Quand le film noir ne te poursuit pas… il t’attend.

Un diner. Une petite ville. Deux hommes trop calmes pour être honnêtes. Et une victime qui refuse de fuir.

Dans ce nouvel épisode de Bobards sur Bobines, on plonge au cœur d’un film noir fondateur, un de ceux qui ne cherchent pas l’effet, mais l’évidence sombre. Ici, pas de course-poursuite effrénée ni de détective bavard.
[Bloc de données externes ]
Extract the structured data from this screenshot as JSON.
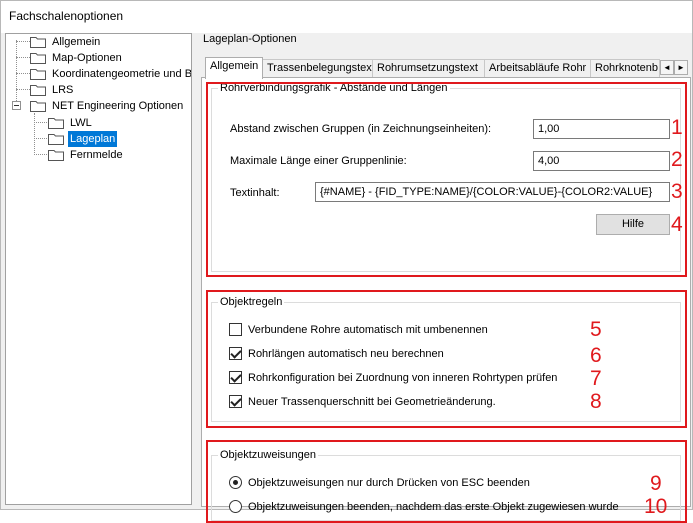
{
  "window": {
    "title": "Fachschalenoptionen"
  },
  "tree": {
    "items": [
      {
        "label": "Allgemein"
      },
      {
        "label": "Map-Optionen"
      },
      {
        "label": "Koordinatengeometrie und Bem"
      },
      {
        "label": "LRS"
      },
      {
        "label": "NET Engineering Optionen"
      },
      {
        "label": "LWL"
      },
      {
        "label": "Lageplan",
        "selected": true
      },
      {
        "label": "Fernmelde"
      }
    ]
  },
  "panel": {
    "title": "Lageplan-Optionen",
    "tabs": [
      {
        "label": "Allgemein",
        "active": true
      },
      {
        "label": "Trassenbelegungstext"
      },
      {
        "label": "Rohrumsetzungstext"
      },
      {
        "label": "Arbeitsabläufe Rohr"
      },
      {
        "label": "Rohrknotenb"
      }
    ],
    "tab_scroll": {
      "left": "◄",
      "right": "►"
    }
  },
  "group1": {
    "title": "Rohrverbindungsgrafik - Abstände und Längen",
    "abstand_label": "Abstand zwischen Gruppen (in Zeichnungseinheiten):",
    "abstand_value": "1,00",
    "laenge_label": "Maximale Länge einer Gruppenlinie:",
    "laenge_value": "4,00",
    "text_label": "Textinhalt:",
    "text_value": "{#NAME} - {FID_TYPE:NAME}/{COLOR:VALUE}-{COLOR2:VALUE}",
    "help_button": "Hilfe"
  },
  "group2": {
    "title": "Objektregeln",
    "checks": [
      {
        "label": "Verbundene Rohre automatisch mit umbenennen",
        "checked": false
      },
      {
        "label": "Rohrlängen automatisch neu berechnen",
        "checked": true
      },
      {
        "label": "Rohrkonfiguration bei Zuordnung von inneren Rohrtypen prüfen",
        "checked": true
      },
      {
        "label": "Neuer Trassenquerschnitt bei Geometrieänderung.",
        "checked": true
      }
    ]
  },
  "group3": {
    "title": "Objektzuweisungen",
    "radios": [
      {
        "label": "Objektzuweisungen nur durch Drücken von ESC beenden",
        "checked": true
      },
      {
        "label": "Objektzuweisungen beenden, nachdem das erste Objekt zugewiesen wurde",
        "checked": false
      }
    ]
  },
  "markers": [
    "1",
    "2",
    "3",
    "4",
    "5",
    "6",
    "7",
    "8",
    "9",
    "10"
  ],
  "colors": {
    "selection": "#0078d7",
    "annotation": "#e0191d"
  }
}
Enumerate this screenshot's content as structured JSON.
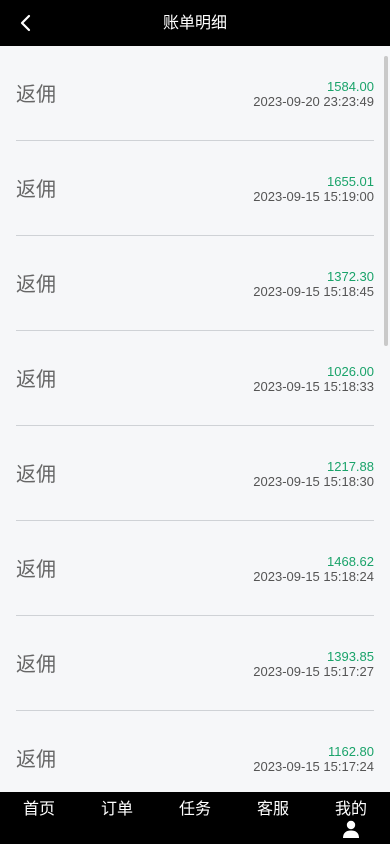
{
  "header": {
    "title": "账单明细",
    "back_icon": "chevron-left-icon"
  },
  "records": [
    {
      "label": "返佣",
      "amount": "1584.00",
      "time": "2023-09-20 23:23:49"
    },
    {
      "label": "返佣",
      "amount": "1655.01",
      "time": "2023-09-15 15:19:00"
    },
    {
      "label": "返佣",
      "amount": "1372.30",
      "time": "2023-09-15 15:18:45"
    },
    {
      "label": "返佣",
      "amount": "1026.00",
      "time": "2023-09-15 15:18:33"
    },
    {
      "label": "返佣",
      "amount": "1217.88",
      "time": "2023-09-15 15:18:30"
    },
    {
      "label": "返佣",
      "amount": "1468.62",
      "time": "2023-09-15 15:18:24"
    },
    {
      "label": "返佣",
      "amount": "1393.85",
      "time": "2023-09-15 15:17:27"
    },
    {
      "label": "返佣",
      "amount": "1162.80",
      "time": "2023-09-15 15:17:24"
    }
  ],
  "tabbar": {
    "items": [
      {
        "label": "首页"
      },
      {
        "label": "订单"
      },
      {
        "label": "任务"
      },
      {
        "label": "客服"
      },
      {
        "label": "我的",
        "icon": "user-icon"
      }
    ]
  },
  "colors": {
    "header_bg": "#000000",
    "amount": "#1aa36a",
    "label": "#666666",
    "time": "#555555",
    "page_bg": "#f6f7f9"
  }
}
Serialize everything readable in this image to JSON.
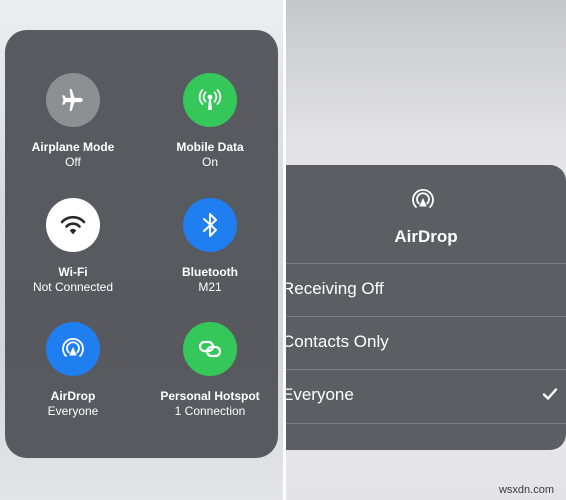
{
  "control_center": {
    "tiles": [
      {
        "title": "Airplane Mode",
        "sub": "Off",
        "icon": "airplane-icon",
        "color": "#8e8f93"
      },
      {
        "title": "Mobile Data",
        "sub": "On",
        "icon": "antenna-icon",
        "color": "#35c759"
      },
      {
        "title": "Wi-Fi",
        "sub": "Not Connected",
        "icon": "wifi-icon",
        "color": "#ffffff"
      },
      {
        "title": "Bluetooth",
        "sub": "M21",
        "icon": "bluetooth-icon",
        "color": "#1f7ef0"
      },
      {
        "title": "AirDrop",
        "sub": "Everyone",
        "icon": "airdrop-icon",
        "color": "#1f7ef0"
      },
      {
        "title": "Personal Hotspot",
        "sub": "1 Connection",
        "icon": "hotspot-icon",
        "color": "#35c759"
      }
    ]
  },
  "airdrop_menu": {
    "title": "AirDrop",
    "icon": "airdrop-icon",
    "options": [
      {
        "label": "Receiving Off",
        "selected": false
      },
      {
        "label": "Contacts Only",
        "selected": false
      },
      {
        "label": "Everyone",
        "selected": true
      }
    ]
  },
  "watermark": "wsxdn.com"
}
Le piège est déjà refermé quand le film commence.

Après Lady in the Lake, où tout passait par un regard, on change radicalement de mécanique. Cette fois, ce n’est plus l’œil qui nous enferme, mais le destin. Une mécanique froide, précise, presque administrative. Un engrenage qui avance sans bruit… et qui broie quand même.
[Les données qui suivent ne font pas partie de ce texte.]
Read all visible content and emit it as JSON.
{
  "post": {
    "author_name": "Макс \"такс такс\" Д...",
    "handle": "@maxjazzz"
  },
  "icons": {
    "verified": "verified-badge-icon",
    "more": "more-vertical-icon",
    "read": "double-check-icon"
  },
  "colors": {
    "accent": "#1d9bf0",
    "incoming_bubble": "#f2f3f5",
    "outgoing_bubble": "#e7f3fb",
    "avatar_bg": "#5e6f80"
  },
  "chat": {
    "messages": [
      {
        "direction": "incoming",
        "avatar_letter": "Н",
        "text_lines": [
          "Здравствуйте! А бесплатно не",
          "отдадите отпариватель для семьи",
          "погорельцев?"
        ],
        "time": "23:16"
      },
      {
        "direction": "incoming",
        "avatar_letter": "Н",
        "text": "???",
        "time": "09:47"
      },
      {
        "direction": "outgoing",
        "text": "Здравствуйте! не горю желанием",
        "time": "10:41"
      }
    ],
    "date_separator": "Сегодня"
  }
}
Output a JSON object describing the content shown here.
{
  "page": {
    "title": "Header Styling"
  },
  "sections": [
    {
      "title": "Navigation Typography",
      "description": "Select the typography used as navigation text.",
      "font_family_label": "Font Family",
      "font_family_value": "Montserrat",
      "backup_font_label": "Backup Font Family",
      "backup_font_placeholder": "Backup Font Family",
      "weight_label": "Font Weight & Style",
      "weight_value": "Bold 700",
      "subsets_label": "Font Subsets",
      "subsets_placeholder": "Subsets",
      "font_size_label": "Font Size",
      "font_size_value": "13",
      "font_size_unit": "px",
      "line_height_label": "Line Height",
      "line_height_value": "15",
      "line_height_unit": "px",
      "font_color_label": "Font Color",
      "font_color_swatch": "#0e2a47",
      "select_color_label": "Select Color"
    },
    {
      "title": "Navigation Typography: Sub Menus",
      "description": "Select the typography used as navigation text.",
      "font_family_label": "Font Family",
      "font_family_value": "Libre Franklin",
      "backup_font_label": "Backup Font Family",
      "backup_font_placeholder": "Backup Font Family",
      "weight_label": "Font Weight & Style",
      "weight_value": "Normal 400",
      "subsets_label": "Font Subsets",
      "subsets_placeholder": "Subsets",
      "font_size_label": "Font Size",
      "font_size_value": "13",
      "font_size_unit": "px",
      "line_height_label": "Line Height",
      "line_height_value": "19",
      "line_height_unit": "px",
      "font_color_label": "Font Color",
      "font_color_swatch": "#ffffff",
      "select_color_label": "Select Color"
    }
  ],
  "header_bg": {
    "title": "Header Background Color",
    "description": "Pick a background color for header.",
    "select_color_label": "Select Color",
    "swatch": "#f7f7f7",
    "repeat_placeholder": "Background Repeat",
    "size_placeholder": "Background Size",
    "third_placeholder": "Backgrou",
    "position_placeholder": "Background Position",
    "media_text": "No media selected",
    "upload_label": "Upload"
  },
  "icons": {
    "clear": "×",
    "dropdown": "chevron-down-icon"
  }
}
Je te propose une enquête à rebours, construite comme un puzzle, où chaque souvenir, chaque témoignage, chaque fragment du passé vient expliquer une seule chose :

> pourquoi un homme, prévenu de sa mort imminente, choisit de rester allongé sur son lit.
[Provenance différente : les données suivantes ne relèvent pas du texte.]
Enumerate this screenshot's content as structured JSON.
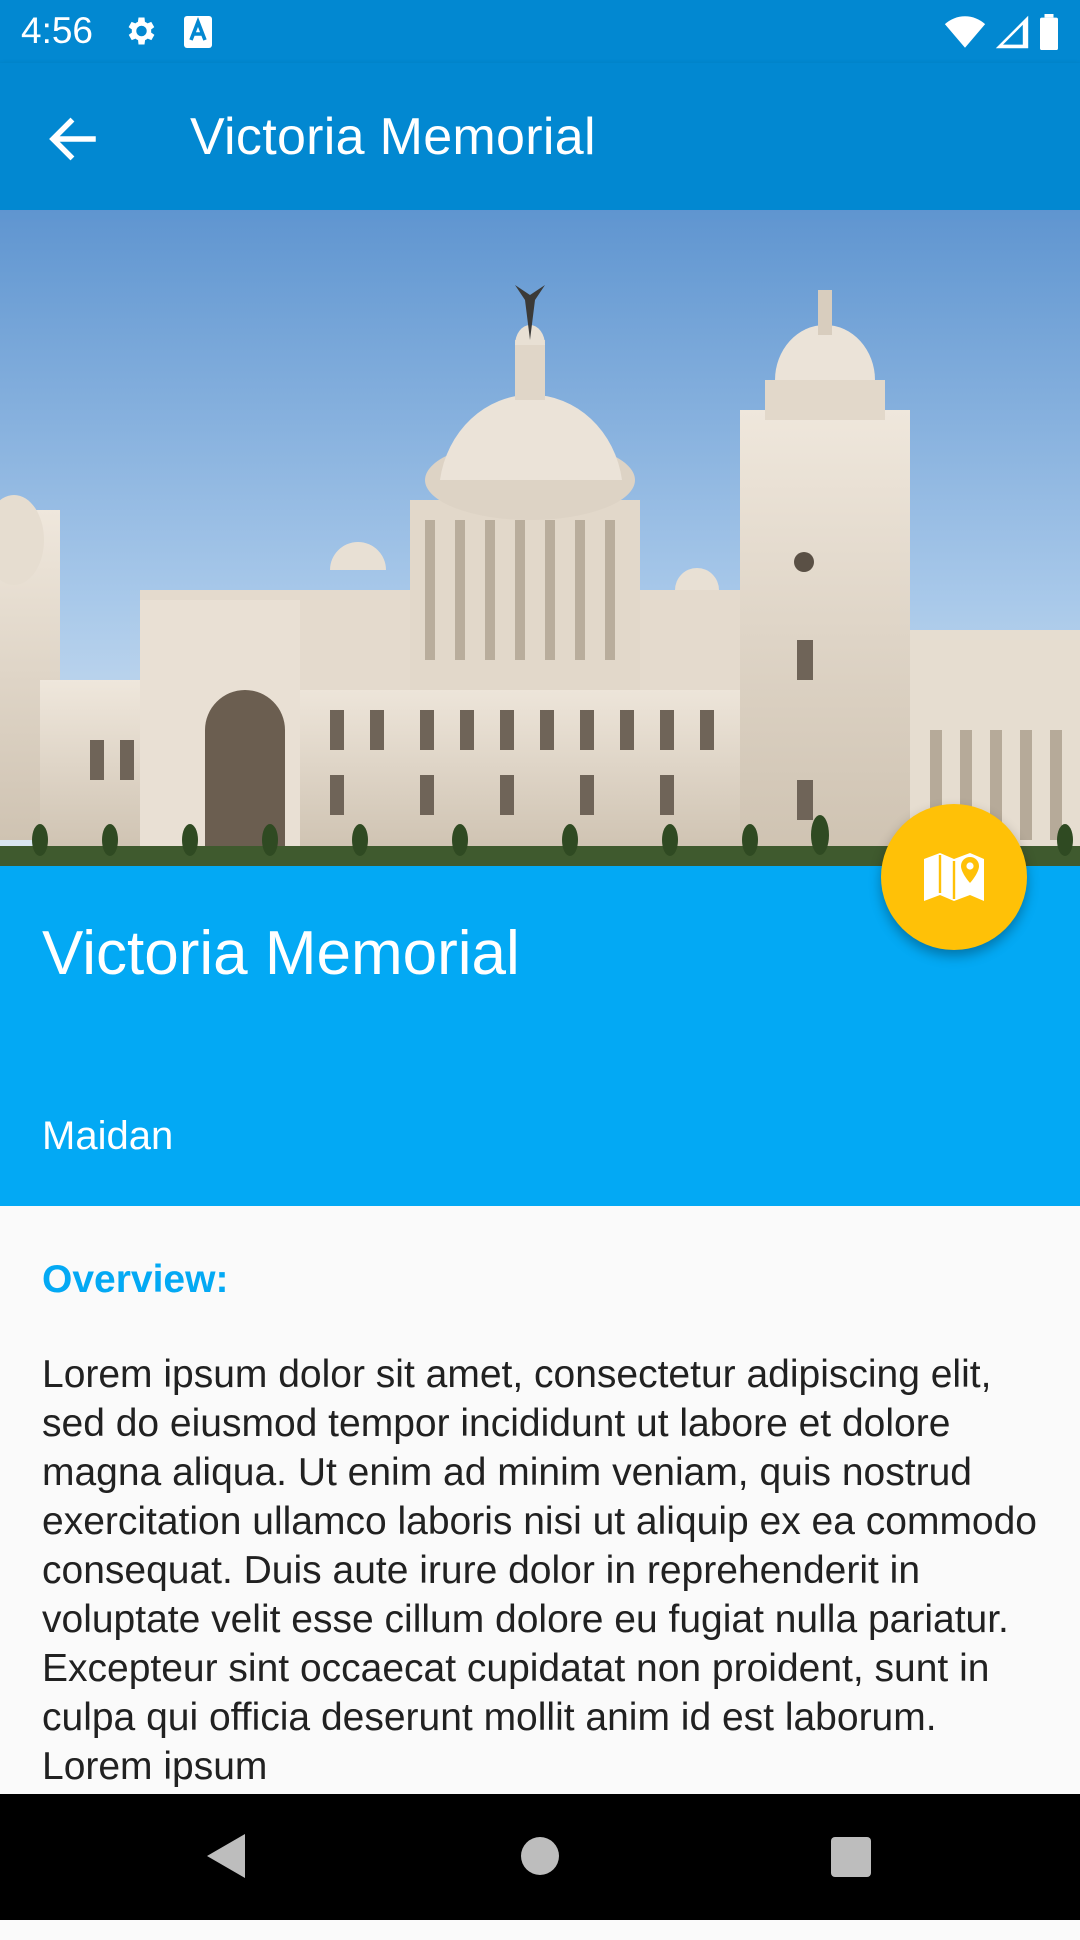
{
  "status_bar": {
    "time": "4:56",
    "icons": [
      "gear-icon",
      "font-a-icon",
      "wifi-icon",
      "signal-icon",
      "battery-icon"
    ]
  },
  "app_bar": {
    "title": "Victoria Memorial",
    "back_icon": "arrow-left-icon",
    "color": "#0288d1"
  },
  "hero": {
    "image": "victoria-memorial-photo"
  },
  "place": {
    "name": "Victoria Memorial",
    "area": "Maidan",
    "panel_color": "#03a9f4"
  },
  "fab": {
    "icon": "map-icon",
    "color": "#ffc107"
  },
  "overview": {
    "label": "Overview:",
    "text": "Lorem ipsum dolor sit amet, consectetur adipiscing elit, sed do eiusmod tempor incididunt ut labore et dolore magna aliqua. Ut enim ad minim veniam, quis nostrud exercitation ullamco laboris nisi ut aliquip ex ea commodo consequat. Duis aute irure dolor in reprehenderit in voluptate velit esse cillum dolore eu fugiat nulla pariatur. Excepteur sint occaecat cupidatat non proident, sunt in culpa qui officia deserunt mollit anim id est laborum. Lorem ipsum"
  },
  "nav_bar": {
    "icons": [
      "back-triangle-icon",
      "home-circle-icon",
      "recents-square-icon"
    ]
  }
}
On parle ici de fatalité, de culpabilité, de passions qui consument, d’ombres qui enferment les corps bien avant les balles. On parle aussi de mise en scène : du clair-obscur comme langage, de l’espace qui se referme, de la musique qui annonce la fin avant qu’elle n’arrive.

Dans cet épisode, j’analyse :

une ouverture légendaire, tendue comme un acte notarié de mort

une structure narrative éclatée, qui transforme un meurtre banal en tragédie

des figures mythiques, entre force qui s’éteint et attraction qui ne pardonne pas

une esthétique où l’ombre n’est pas un décor, mais une condamnation

Ce n’est pas un film noir qui crie.
C’est un film noir qui attend.

Et c’est précisément pour ça qu’il marque encore.

🎙️ Un épisode pour celles et ceux qui aiment le cinéma noir élégant, implacable, et profondément humain.
💬 Tu l’as vu ? Tu l’as ressenti ? Dis-le en commentaire : ici, les avis comptent autant que les analyses.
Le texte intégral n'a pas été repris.